Keep it rolling
The bicycle has become easier to maintain thanks to developments like fit-and-forget cartridge bearing hubs, and external bottom brackets that offer decent longevity and a service routine that involves only disposal and replacement. While winter will place extra demands on your steed in the form of wet and grimy roads, maintaining your bike through winter is now a simple task.
Washing your bike thoroughly after particularly dirty rides is the simplest way to prevent mechanical issues, and the jet wash (handled with care) and airline have placed pro team washing and drying techniques in the hands of the amateur. Of course, there’s nothing wrong with the bucket and sponge method (wheels out, wash with warm, soapy water, rinse with cold, clear water, and dry with a towel).
Keep exposed areas of cable lightly coated with a silicone spray, and select one of the many and varied chain lubricants to hold off the worst of the grime thrown up from the road surface. Regardless of the lubricant chosen, and ‘winter’ lubes tend to be thicker and heavier, it should not be regarded as a substitute for regular cleaning. Chain scrubber tools like the Park Cyclone have made cleaning the area of the drivetrain under greatest strain a snap.
Tyre checks, both for pressure and wear, should be part of your pre-ride routine anyway, and are doubly important in winter with the additional demands placed upon them by dirty road surfaces. Reducing your tyre pressure will increase your contact with the road and increase grip levels (it will provide a more comfortable ride, too).
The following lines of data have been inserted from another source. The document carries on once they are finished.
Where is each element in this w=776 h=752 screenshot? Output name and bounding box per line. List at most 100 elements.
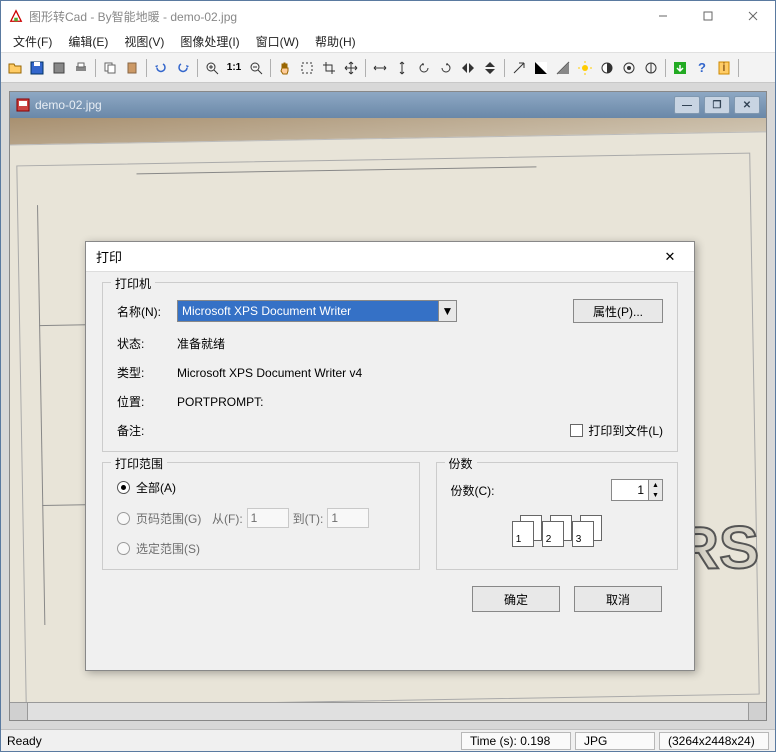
child-window-titlebar: demo-02.jpg — ❐ ✕ bbox=[10, 92, 766, 118]
where-value: PORTPROMPT: bbox=[177, 395, 663, 409]
status-format: JPG bbox=[575, 732, 655, 750]
properties-button[interactable]: 属性(P)... bbox=[573, 299, 663, 323]
invert-icon[interactable] bbox=[531, 58, 551, 78]
range-pages-radio[interactable] bbox=[117, 512, 130, 525]
printer-name-input[interactable] bbox=[177, 300, 439, 322]
rotate-left-icon[interactable] bbox=[414, 58, 434, 78]
cancel-button[interactable]: 取消 bbox=[574, 586, 662, 612]
copies-spinner[interactable]: ▲▼ bbox=[611, 479, 663, 501]
move-icon[interactable] bbox=[341, 58, 361, 78]
child-scrollbar bbox=[10, 702, 766, 720]
status-bar: Ready Time (s): 0.198 JPG (3264x2448x24) bbox=[1, 729, 775, 751]
window-titlebar: 图形转Cad - By智能地暖 - demo-02.jpg bbox=[1, 1, 775, 31]
copies-group: 份数 份数(C): ▲▼ 11 22 33 bbox=[436, 462, 679, 570]
rotate-right-icon[interactable] bbox=[436, 58, 456, 78]
spin-down-button[interactable]: ▼ bbox=[649, 490, 662, 500]
range-from-input[interactable] bbox=[247, 508, 289, 528]
comment-label: 备注: bbox=[117, 422, 177, 439]
resize-v-icon[interactable] bbox=[392, 58, 412, 78]
zoom-actual-icon[interactable]: 1:1 bbox=[224, 58, 244, 78]
scroll-right-button[interactable] bbox=[748, 703, 766, 720]
window-title: 图形转Cad - By智能地暖 - demo-02.jpg bbox=[29, 8, 640, 25]
help-icon[interactable]: ? bbox=[692, 58, 712, 78]
print-range-group: 打印范围 全部(A) 页码范围(G) 从(F): 到(T): bbox=[102, 462, 420, 570]
contrast-icon[interactable] bbox=[597, 58, 617, 78]
flip-h-icon[interactable] bbox=[458, 58, 478, 78]
print-dialog-title: 打印 bbox=[96, 247, 656, 266]
spin-up-button[interactable]: ▲ bbox=[649, 480, 662, 490]
open-icon[interactable] bbox=[5, 58, 25, 78]
scroll-left-button[interactable] bbox=[10, 703, 28, 720]
brightness-icon[interactable] bbox=[575, 58, 595, 78]
menu-view[interactable]: 视图(V) bbox=[116, 31, 172, 52]
copies-label: 份数(C): bbox=[451, 482, 612, 499]
print-dialog-titlebar: 打印 ✕ bbox=[86, 242, 694, 272]
gamma-icon[interactable] bbox=[619, 58, 639, 78]
arrow-icon[interactable] bbox=[509, 58, 529, 78]
menu-edit[interactable]: 编辑(E) bbox=[60, 31, 116, 52]
menu-bar: 文件(F) 编辑(E) 视图(V) 图像处理(I) 窗口(W) 帮助(H) bbox=[1, 31, 775, 53]
zoom-out-icon[interactable] bbox=[246, 58, 266, 78]
menu-window[interactable]: 窗口(W) bbox=[248, 31, 307, 52]
status-time: Time (s): 0.198 bbox=[461, 732, 571, 750]
ok-button[interactable]: 确定 bbox=[472, 586, 560, 612]
hue-icon[interactable] bbox=[641, 58, 661, 78]
status-dimensions: (3264x2448x24) bbox=[659, 732, 769, 750]
disk-icon[interactable] bbox=[49, 58, 69, 78]
status-value: 准备就绪 bbox=[177, 335, 663, 352]
child-minimize-button[interactable]: — bbox=[674, 96, 700, 114]
collate-illustration: 11 22 33 bbox=[451, 515, 664, 547]
flip-v-icon[interactable] bbox=[480, 58, 500, 78]
range-all-label: 全部(A) bbox=[136, 479, 176, 496]
copies-input[interactable] bbox=[611, 479, 649, 501]
print-range-label: 打印范围 bbox=[111, 455, 167, 472]
save-icon[interactable] bbox=[27, 58, 47, 78]
mdi-client-area: demo-02.jpg — ❐ ✕ RS bbox=[1, 83, 775, 729]
window-maximize-button[interactable] bbox=[685, 2, 730, 30]
menu-help[interactable]: 帮助(H) bbox=[307, 31, 364, 52]
range-all-radio[interactable] bbox=[117, 481, 130, 494]
menu-file[interactable]: 文件(F) bbox=[5, 31, 60, 52]
range-from-label: 从(F): bbox=[212, 510, 243, 527]
range-to-input[interactable] bbox=[327, 508, 369, 528]
child-maximize-button[interactable]: ❐ bbox=[704, 96, 730, 114]
grayscale-icon[interactable] bbox=[553, 58, 573, 78]
hand-icon[interactable] bbox=[275, 58, 295, 78]
status-ready: Ready bbox=[7, 734, 457, 748]
printer-name-combo[interactable]: ▼ bbox=[177, 300, 457, 322]
print-to-file-label: 打印到文件(L) bbox=[588, 422, 663, 439]
status-label: 状态: bbox=[117, 335, 177, 352]
range-to-label: 到(T): bbox=[293, 510, 324, 527]
printer-group: 打印机 名称(N): ▼ 属性(P)... 状态:准备就绪 类型:Microso… bbox=[102, 282, 678, 452]
crop-icon[interactable] bbox=[319, 58, 339, 78]
undo-icon[interactable] bbox=[151, 58, 171, 78]
print-dialog-close-button[interactable]: ✕ bbox=[656, 245, 684, 269]
run-icon[interactable] bbox=[670, 58, 690, 78]
combo-dropdown-button[interactable]: ▼ bbox=[439, 300, 457, 322]
resize-h-icon[interactable] bbox=[370, 58, 390, 78]
svg-text:i: i bbox=[723, 60, 726, 74]
type-label: 类型: bbox=[117, 364, 177, 381]
print-to-file-checkbox[interactable] bbox=[570, 424, 583, 437]
redo-icon[interactable] bbox=[173, 58, 193, 78]
print-dialog: 打印 ✕ 打印机 名称(N): ▼ 属性(P)... bbox=[85, 241, 695, 671]
window-close-button[interactable] bbox=[730, 2, 775, 30]
child-window-title: demo-02.jpg bbox=[35, 98, 674, 112]
child-close-button[interactable]: ✕ bbox=[734, 96, 760, 114]
print-icon[interactable] bbox=[71, 58, 91, 78]
range-pages-label: 页码范围(G) bbox=[136, 510, 212, 527]
toolbar: 1:1 ? i bbox=[1, 53, 775, 83]
zoom-in-icon[interactable] bbox=[202, 58, 222, 78]
select-icon[interactable] bbox=[297, 58, 317, 78]
copy-icon[interactable] bbox=[100, 58, 120, 78]
image-file-icon bbox=[16, 98, 30, 112]
copies-group-label: 份数 bbox=[445, 455, 477, 472]
menu-image[interactable]: 图像处理(I) bbox=[172, 31, 247, 52]
main-window: 图形转Cad - By智能地暖 - demo-02.jpg 文件(F) 编辑(E… bbox=[0, 0, 776, 752]
scroll-track[interactable] bbox=[28, 703, 748, 720]
paste-icon[interactable] bbox=[122, 58, 142, 78]
printer-name-label: 名称(N): bbox=[117, 303, 177, 320]
info-icon[interactable]: i bbox=[714, 58, 734, 78]
range-selection-radio[interactable] bbox=[117, 542, 130, 555]
window-minimize-button[interactable] bbox=[640, 2, 685, 30]
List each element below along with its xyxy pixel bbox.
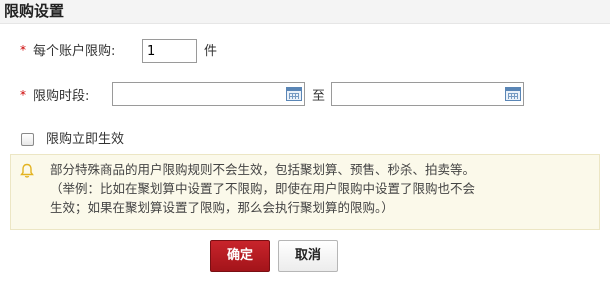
notice-box: 部分特殊商品的用户限购规则不会生效，包括聚划算、预售、秒杀、拍卖等。 （举例：比… bbox=[10, 154, 600, 230]
calendar-icon[interactable] bbox=[286, 87, 302, 101]
notice-line-3: 生效；如果在聚划算设置了限购，那么会执行聚划算的限购。） bbox=[50, 200, 394, 215]
immediate-label[interactable]: 限购立即生效 bbox=[46, 132, 124, 148]
dialog-titlebar: 限购设置 bbox=[0, 0, 610, 24]
immediate-checkbox[interactable] bbox=[21, 133, 34, 146]
bell-icon bbox=[20, 163, 34, 178]
period-separator: 至 bbox=[312, 89, 326, 104]
period-label: 限购时段: bbox=[33, 89, 90, 104]
notice-line-1: 部分特殊商品的用户限购规则不会生效，包括聚划算、预售、秒杀、拍卖等。 bbox=[50, 162, 476, 177]
required-mark: * bbox=[20, 43, 26, 57]
period-start-input[interactable] bbox=[112, 82, 305, 106]
limit-purchase-dialog: 限购设置 * 每个账户限购: 件 * 限购时段: 至 限购立即生效 部分特殊商品… bbox=[0, 0, 610, 284]
cancel-button[interactable]: 取消 bbox=[278, 240, 338, 272]
limit-per-account-label: 每个账户限购: bbox=[33, 44, 116, 59]
confirm-button[interactable]: 确定 bbox=[210, 240, 270, 272]
period-end-input[interactable] bbox=[331, 82, 524, 106]
required-mark: * bbox=[20, 88, 26, 102]
dialog-title: 限购设置 bbox=[4, 2, 65, 20]
calendar-icon[interactable] bbox=[505, 87, 521, 101]
limit-unit-label: 件 bbox=[204, 44, 218, 59]
notice-line-2: （举例：比如在聚划算中设置了不限购，即使在用户限购中设置了限购也不会 bbox=[50, 181, 476, 196]
limit-per-account-input[interactable] bbox=[142, 39, 197, 63]
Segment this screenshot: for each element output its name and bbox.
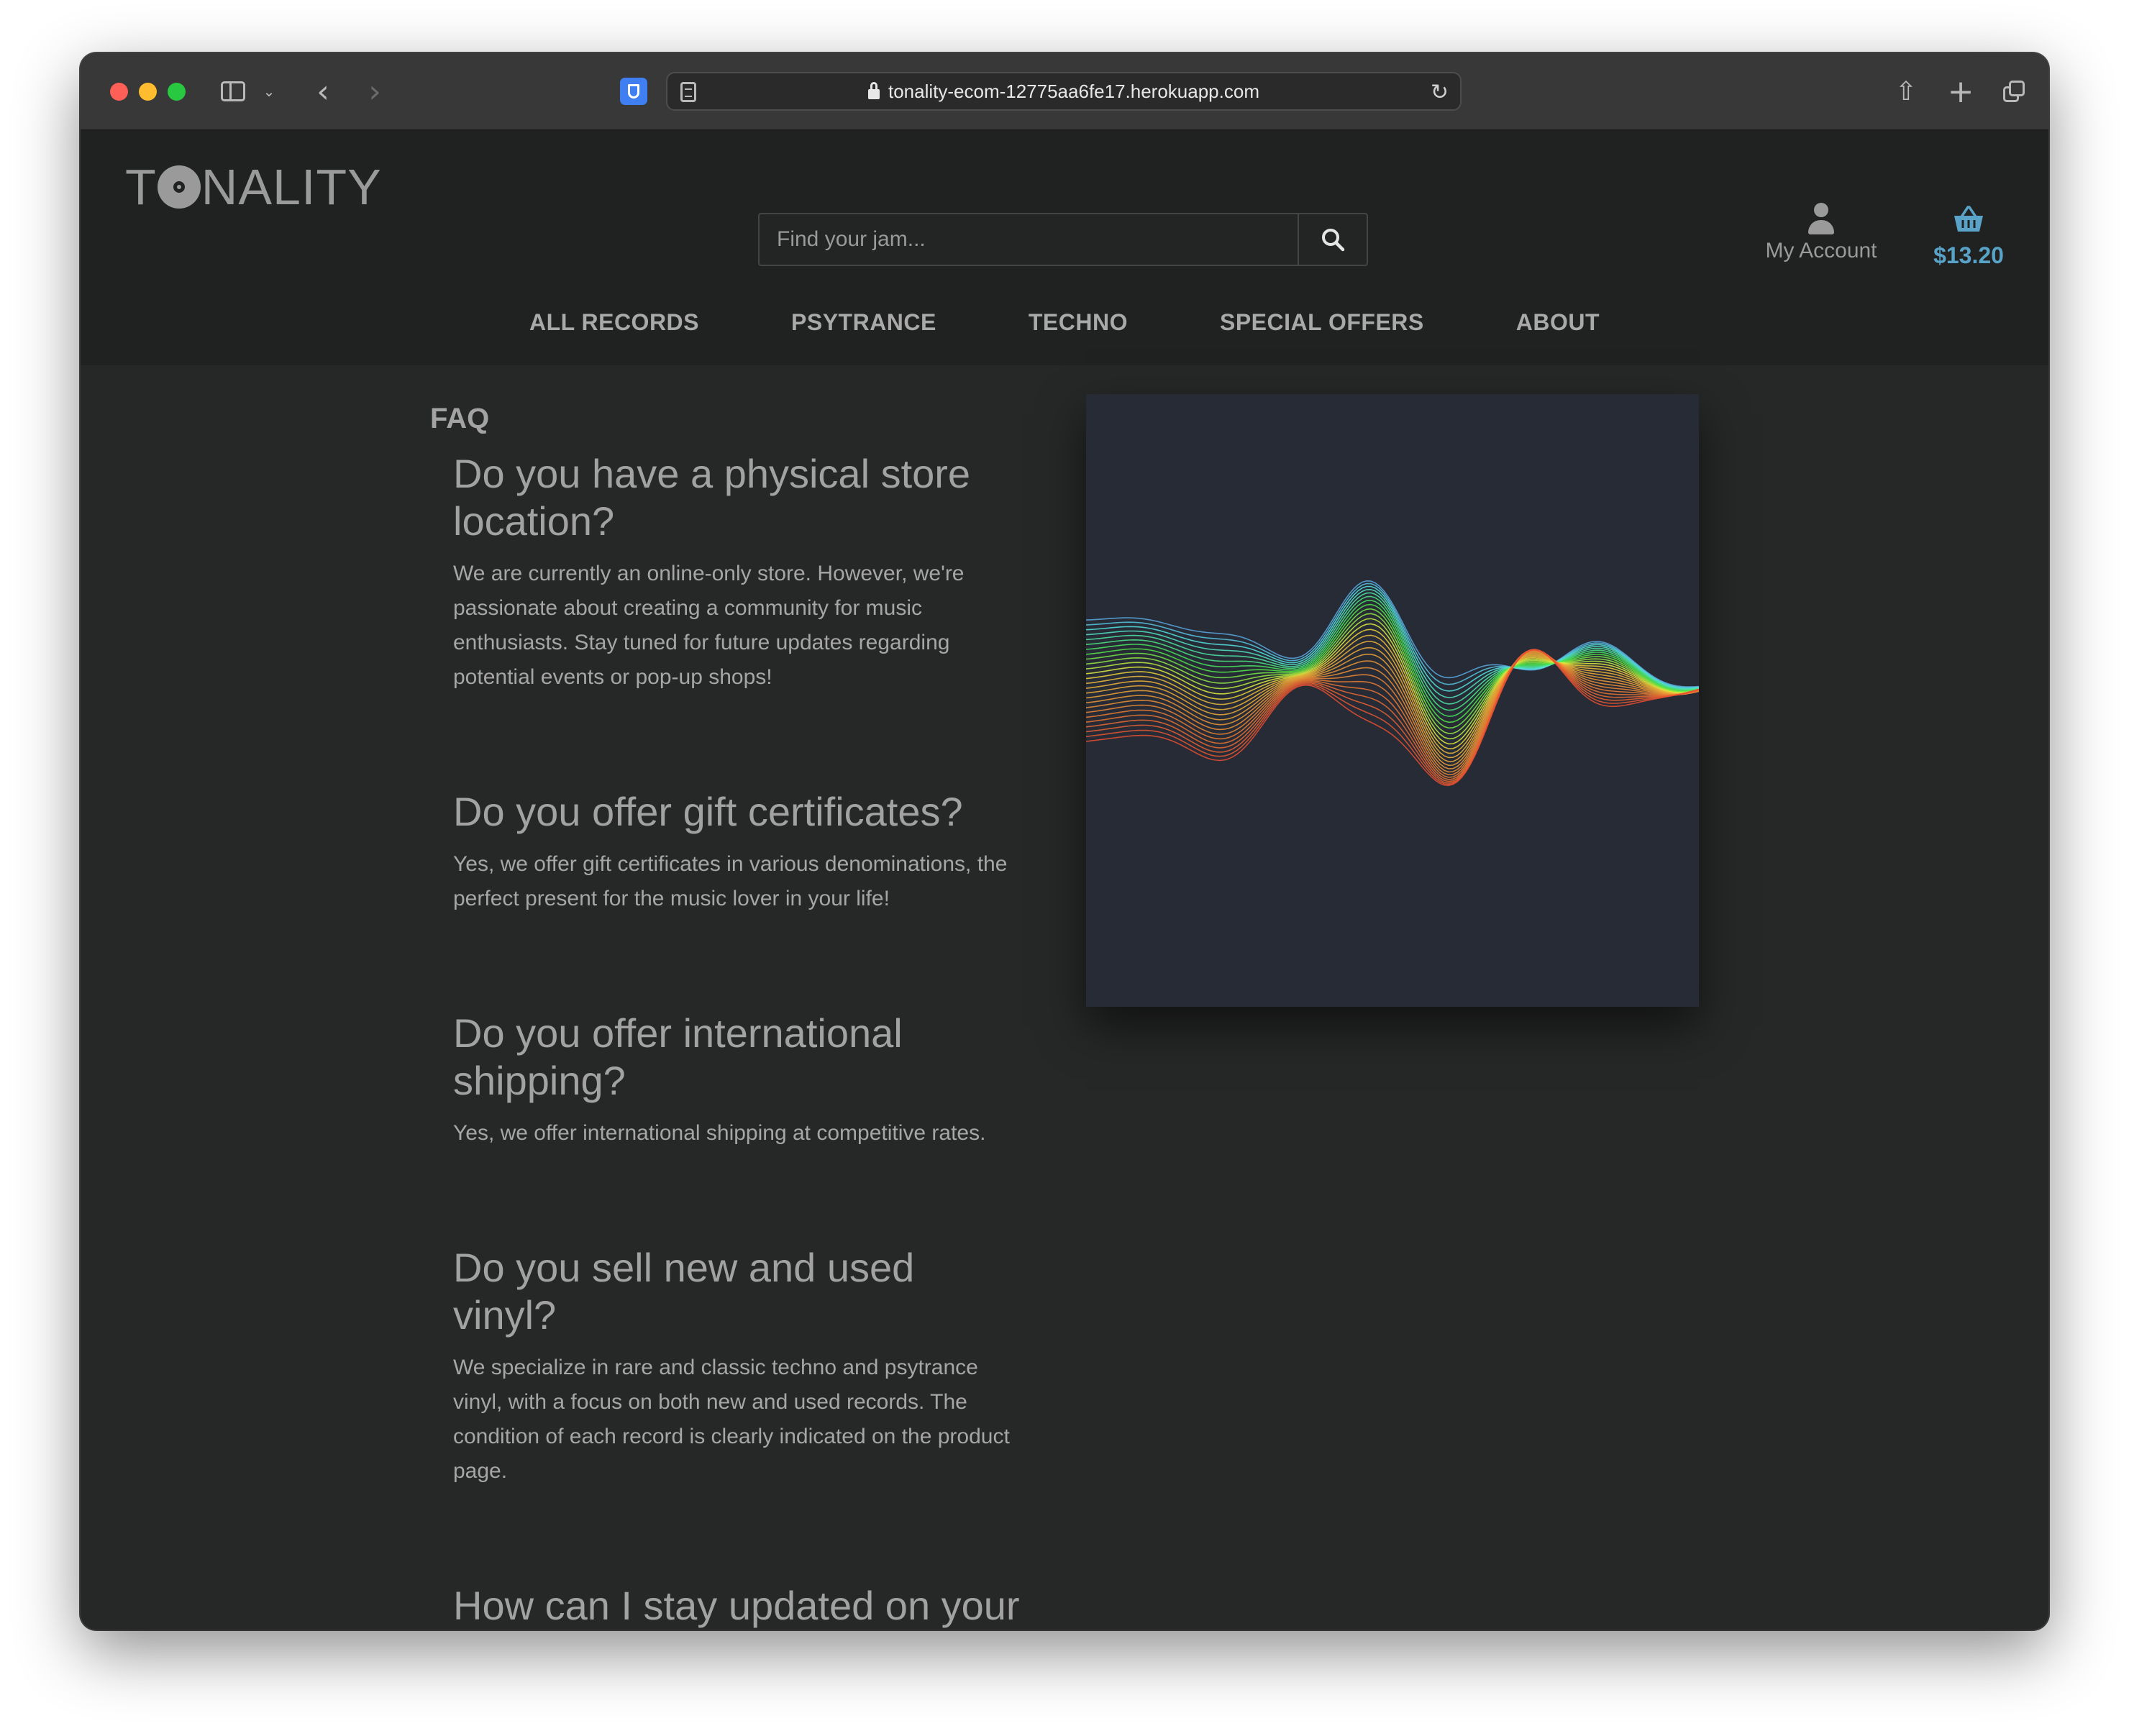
site-header: T NALITY My Account $13.20 bbox=[81, 131, 2048, 365]
shopping-basket-link[interactable]: $13.20 bbox=[1915, 204, 2023, 269]
nav-about[interactable]: ABOUT bbox=[1470, 301, 1646, 344]
close-window-button[interactable] bbox=[110, 83, 128, 101]
sound-wave-graphic bbox=[1085, 580, 1700, 787]
forward-arrow-icon[interactable]: › bbox=[364, 73, 386, 110]
faq-question: How can I stay updated on your latest ar… bbox=[453, 1583, 1020, 1628]
nav-all-records[interactable]: ALL RECORDS bbox=[483, 301, 745, 344]
user-icon bbox=[1807, 203, 1836, 236]
zoom-window-button[interactable] bbox=[168, 83, 186, 101]
faq-item: Do you sell new and used vinyl? We speci… bbox=[453, 1244, 1029, 1489]
share-icon[interactable]: ⇧ bbox=[1892, 75, 1920, 108]
faq-answer: Yes, we offer international shipping at … bbox=[453, 1121, 986, 1145]
reload-icon[interactable]: ↻ bbox=[1431, 80, 1449, 105]
faq-list: Do you have a physical store location? W… bbox=[453, 450, 1029, 1630]
password-manager-extension-icon[interactable] bbox=[620, 78, 647, 105]
faq-answer: Yes, we offer gift certificates in vario… bbox=[453, 852, 1008, 910]
search-icon bbox=[1322, 229, 1345, 252]
basket-icon bbox=[1954, 206, 1983, 232]
my-account-link[interactable]: My Account bbox=[1735, 203, 1907, 263]
lock-icon bbox=[867, 82, 880, 99]
tab-overview-icon[interactable] bbox=[1998, 75, 2030, 108]
url-text: tonality-ecom-12775aa6fe17.herokuapp.com bbox=[888, 80, 1259, 102]
vinyl-disc-logo-icon bbox=[157, 165, 201, 209]
nav-psytrance[interactable]: PSYTRANCE bbox=[745, 301, 983, 344]
browser-window: ⌄ ‹ › tonality-ecom-12775aa6fe17.herokua… bbox=[81, 53, 2048, 1630]
main-navigation: ALL RECORDS PSYTRANCE TECHNO SPECIAL OFF… bbox=[81, 301, 2048, 344]
new-tab-plus-icon[interactable]: + bbox=[1946, 73, 1975, 110]
cart-total: $13.20 bbox=[1933, 242, 2004, 268]
faq-item: Do you offer gift certificates? Yes, we … bbox=[453, 788, 1029, 916]
page-content: FAQ Do you have a physical store locatio… bbox=[81, 365, 2048, 1630]
faq-question: Do you offer gift certificates? bbox=[453, 789, 963, 834]
faq-question: Do you have a physical store location? bbox=[453, 451, 971, 544]
chevron-down-icon[interactable]: ⌄ bbox=[262, 75, 276, 108]
page-title: FAQ bbox=[430, 403, 490, 434]
nav-special-offers[interactable]: SPECIAL OFFERS bbox=[1174, 301, 1470, 344]
faq-answer: We are currently an online-only store. H… bbox=[453, 562, 965, 689]
search-form bbox=[758, 213, 1368, 266]
sidebar-toggle-icon[interactable] bbox=[219, 75, 247, 108]
minimize-window-button[interactable] bbox=[139, 83, 157, 101]
wave-line bbox=[1085, 649, 1700, 784]
sound-wave-illustration bbox=[1085, 394, 1700, 1007]
browser-toolbar: ⌄ ‹ › tonality-ecom-12775aa6fe17.herokua… bbox=[81, 53, 2048, 131]
faq-item: How can I stay updated on your latest ar… bbox=[453, 1582, 1029, 1630]
account-label: My Account bbox=[1765, 239, 1877, 262]
site-logo[interactable]: T NALITY bbox=[125, 158, 382, 216]
nav-techno[interactable]: TECHNO bbox=[983, 301, 1174, 344]
faq-item: Do you offer international shipping? Yes… bbox=[453, 1010, 1029, 1151]
faq-question: Do you sell new and used vinyl? bbox=[453, 1245, 915, 1338]
back-arrow-icon[interactable]: ‹ bbox=[312, 73, 334, 110]
address-bar[interactable]: tonality-ecom-12775aa6fe17.herokuapp.com… bbox=[666, 72, 1462, 111]
search-input[interactable] bbox=[758, 213, 1298, 266]
search-button[interactable] bbox=[1298, 213, 1368, 266]
faq-answer: We specialize in rare and classic techno… bbox=[453, 1356, 1010, 1483]
faq-question: Do you offer international shipping? bbox=[453, 1010, 903, 1103]
faq-item: Do you have a physical store location? W… bbox=[453, 450, 1029, 695]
Tubeless tyres, where inner tubes are replaced with a latex fluid, are increasingly popular with road cyclists and have the added advantage at this time of year of performing well at lower pressures.
Mudguards might not seem an obvious part of a maintenance routine, but given that many mechanical issues stem from the wear placed on components by road grime, it’s perhaps worth considering their value as a preventative measure. The mudguard’s primary function is to protect the rider, of course, but by doing so, it also protects the machine beneath him.